Un bambino di quattro anni, chiamato Luca (nome di fantasia per tutelare la sua identità), è stato recentemente al centro di un caso giudiziario che ha scosso l’opinione pubblica e acceso un acceso dibattito sul sistema di affido e adozione in Italia. La sua storia, che arriva da una cittadina in provincia di Varese, ha messo in luce le criticità di un sistema che, pur dichiarando di voler tutelare il benessere del minore, sembra talvolta dimenticare il principio della continuità affettiva.
Luca è stato affidato a una famiglia lombarda quando aveva appena 30 giorni di vita. L’affido era nato come “progetto ponte”, ovvero una soluzione temporanea in attesa che i genitori biologici potessero eventualmente riacquistare la capacità genitoriale o che si trovasse una soluzione definitiva. In teoria, Luca sarebbe dovuto restare con la famiglia affidataria per un massimo di 24 mesi, ma per una serie di lungaggini e ritardi burocratici, il bambino è rimasto con loro per quattro anni, crescendo e riconoscendo in quella casa la sua unica famiglia.

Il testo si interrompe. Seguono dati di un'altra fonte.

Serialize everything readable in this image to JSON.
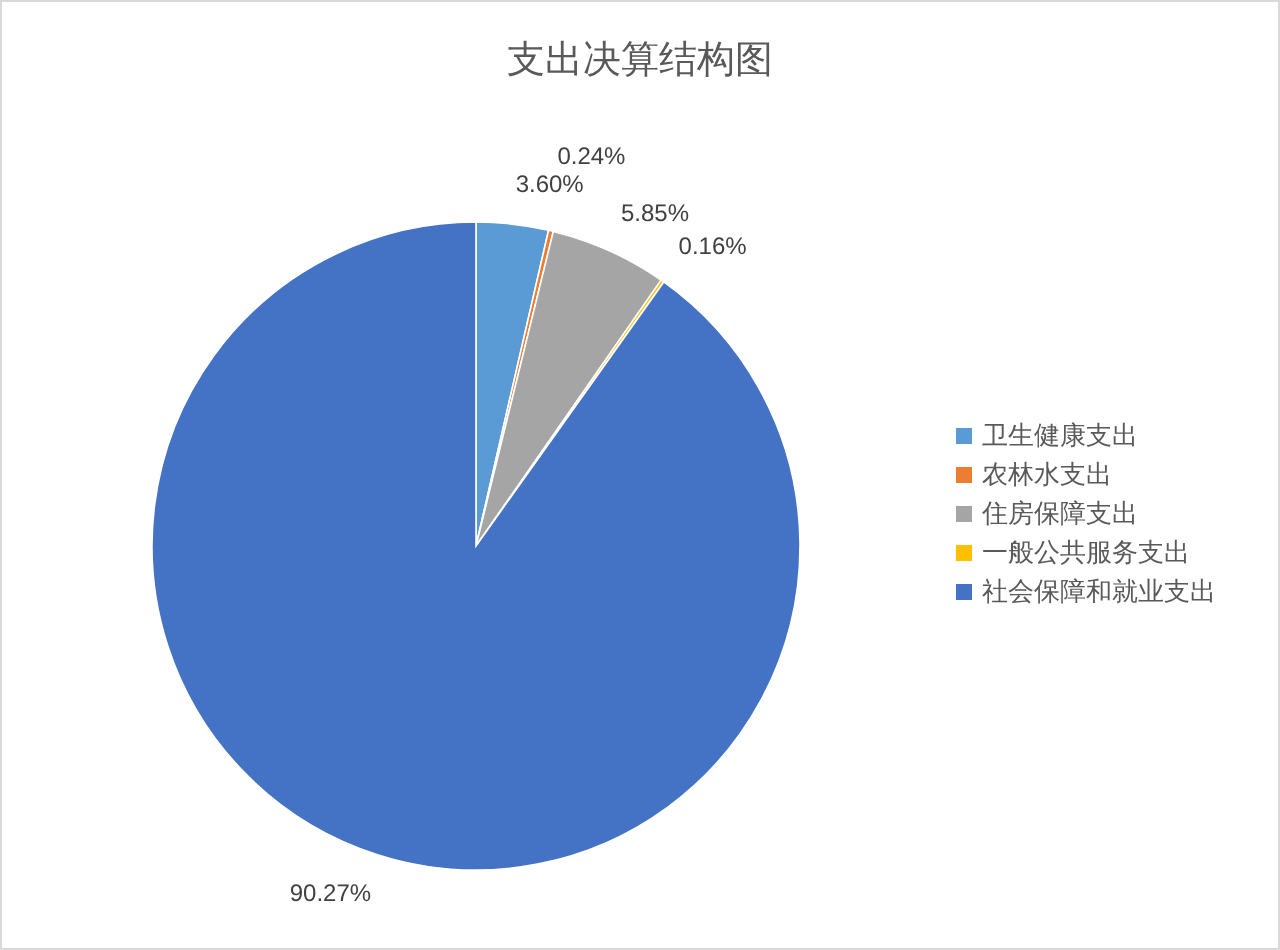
{
  "chart_data": {
    "type": "pie",
    "title": "支出决算结构图",
    "categories": [
      "卫生健康支出",
      "农林水支出",
      "住房保障支出",
      "一般公共服务支出",
      "社会保障和就业支出"
    ],
    "values": [
      3.6,
      0.24,
      5.85,
      0.16,
      90.27
    ],
    "colors": [
      "#5b9bd5",
      "#ed7d31",
      "#a5a5a5",
      "#ffc000",
      "#4472c4"
    ],
    "value_labels": [
      "3.60%",
      "0.24%",
      "5.85%",
      "0.16%",
      "90.27%"
    ],
    "legend": "right"
  }
}
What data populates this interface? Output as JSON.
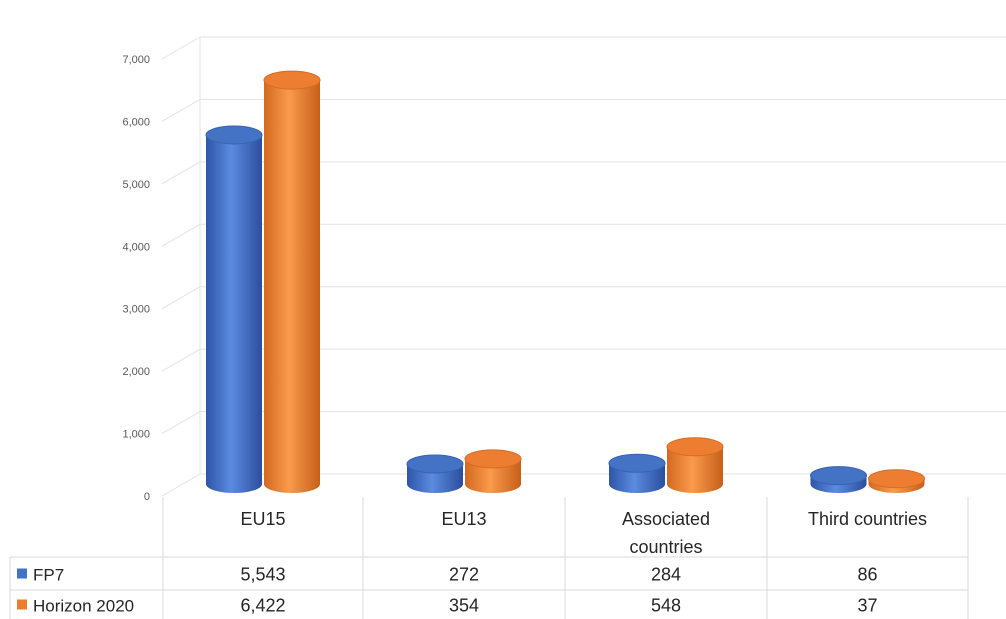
{
  "chart_data": {
    "type": "bar",
    "categories": [
      "EU15",
      "EU13",
      "Associated countries",
      "Third countries"
    ],
    "category_lines": [
      [
        "EU15"
      ],
      [
        "EU13"
      ],
      [
        "Associated",
        "countries"
      ],
      [
        "Third countries"
      ]
    ],
    "series": [
      {
        "name": "FP7",
        "values": [
          5543,
          272,
          284,
          86
        ],
        "labels": [
          "5,543",
          "272",
          "284",
          "86"
        ],
        "color": "#4472C4"
      },
      {
        "name": "Horizon 2020",
        "values": [
          6422,
          354,
          548,
          37
        ],
        "labels": [
          "6,422",
          "354",
          "548",
          "37"
        ],
        "color": "#ED7D31"
      }
    ],
    "yticks": [
      "0",
      "1,000",
      "2,000",
      "3,000",
      "4,000",
      "5,000",
      "6,000",
      "7,000"
    ],
    "ylim": [
      0,
      7000
    ],
    "grid": true,
    "legend": "data table",
    "title": "",
    "xlabel": "",
    "ylabel": ""
  }
}
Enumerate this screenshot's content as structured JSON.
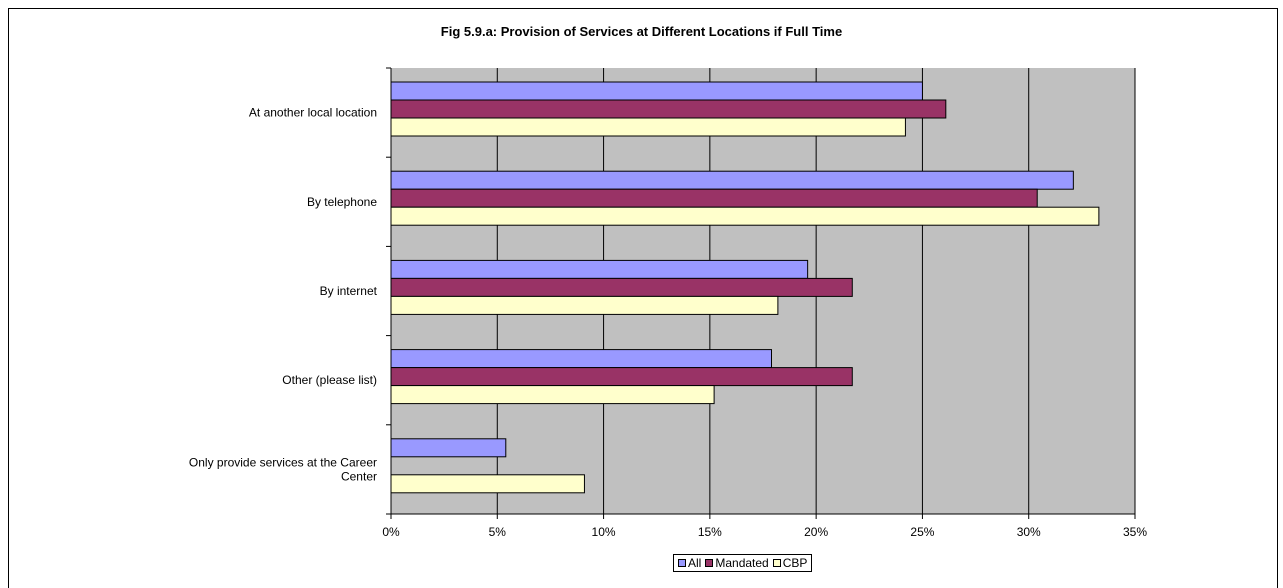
{
  "chart_data": {
    "type": "bar",
    "orientation": "horizontal",
    "title": "Fig 5.9.a: Provision of Services at Different Locations if Full Time",
    "categories": [
      "At another local location",
      "By telephone",
      "By internet",
      "Other (please list)",
      "Only provide services at the Career Center"
    ],
    "series": [
      {
        "name": "All",
        "color": "#9999ff",
        "values": [
          25.0,
          32.1,
          19.6,
          17.9,
          5.4
        ]
      },
      {
        "name": "Mandated",
        "color": "#993366",
        "values": [
          26.1,
          30.4,
          21.7,
          21.7,
          0
        ]
      },
      {
        "name": "CBP",
        "color": "#ffffcc",
        "values": [
          24.2,
          33.3,
          18.2,
          15.2,
          9.1
        ]
      }
    ],
    "xlim": [
      0,
      35
    ],
    "xticks": [
      "0%",
      "5%",
      "10%",
      "15%",
      "20%",
      "25%",
      "30%",
      "35%"
    ],
    "plot_background": "#c0c0c0",
    "grid": true,
    "legend_position": "bottom"
  }
}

Nel corso del tempo, i genitori affidatari – una coppia con tre figli maggiorenni e una lunga esperienza di affidi temporanei – si sono legati profondamente a Luca, che ha vissuto con loro i suoi primi anni, frequentando l’asilo, stringendo amicizie e costruendo i suoi primi ricordi. Nel 2023, su indicazione degli assistenti sociali e del Tribunale, la coppia presenta domanda di adozione “mirata”, consapevole che il bambino sarebbe stato dichiarato adottabile a breve.
A dicembre 2024 arriva la notizia: Luca è stato dichiarato adottabile. Ma, contrariamente alle aspettative della famiglia affidataria, il Tribunale per i Minorenni di Milano decide che il bambino sarà adottato da un’altra coppia. La motivazione ufficiale riguarda il superamento del limite d’età da parte del padre affidatario, ritenuto non idoneo secondo i criteri previsti per l’adozione.
La decisione viene comunicata alla famiglia affidataria con pochissimo preavviso. Il trasferimento avviene in meno di 48 ore: Luca incontra la nuova famiglia adottiva solo per due ore, il giorno prima del suo definitivo allontanamento. Il distacco è totale e repentino: il bambino non ha la possibilità di salutare i suoi genitori affidatari, i fratelli, le maestre, gli amici. Da quel momento, ogni contatto viene interrotto.
La scelta del Tribunale ha suscitato un’ondata di indignazione. Novantaquattro pediatri hanno firmato una lettera aperta al Tribunale esprimendo “preoccupazione per il trauma causato al minore”. Il noto psicoterapeuta Alberto Pellai ha definito la sentenza “contraria a tutta la letteratura clinica e la giurisprudenza”, sottolineando come il principio della continuità affettiva sia stato completamente ignorato. Anche la Garante nazionale dell’Infanzia e il Garante lombardo hanno espresso perplessità sulla scelta, evidenziando il rischio di un “doppio lutto” per Luca, costretto a perdere in un colpo solo sia la famiglia affidataria sia ogni punto di riferimento costruito in quattro anni.
Secondo la madre affidataria, il bambino ha manifestato stress e sintomi di disagio, come enuresi notturna e pianto continuo, segni di un trauma profondo dovuto alla separazione improvvisa.
Il caso di Luca ha evidenziato una contraddizione nel sistema: mentre la legge italiana prevede che, nell’interesse del minore, si debba tener conto dei legami affettivi consolidati con la famiglia affidataria, nella pratica questo principio non è stato applicato. La stessa famiglia affidataria si è vista respingere la domanda di adozione per limiti d’età, mentre per un altro bambino affidato alla stessa coppia, il Tribunale ha concesso un affido “sine die”, ossia senza scadenza, alimentando dubbi sulla coerenza delle decisioni prese.
Inoltre, la rapidità e la modalità del trasferimento di Luca sono state considerate da molti esperti un errore grave: la letteratura scientifica sottolinea l’importanza di una transizione graduale per evitare traumi nei bambini piccoli.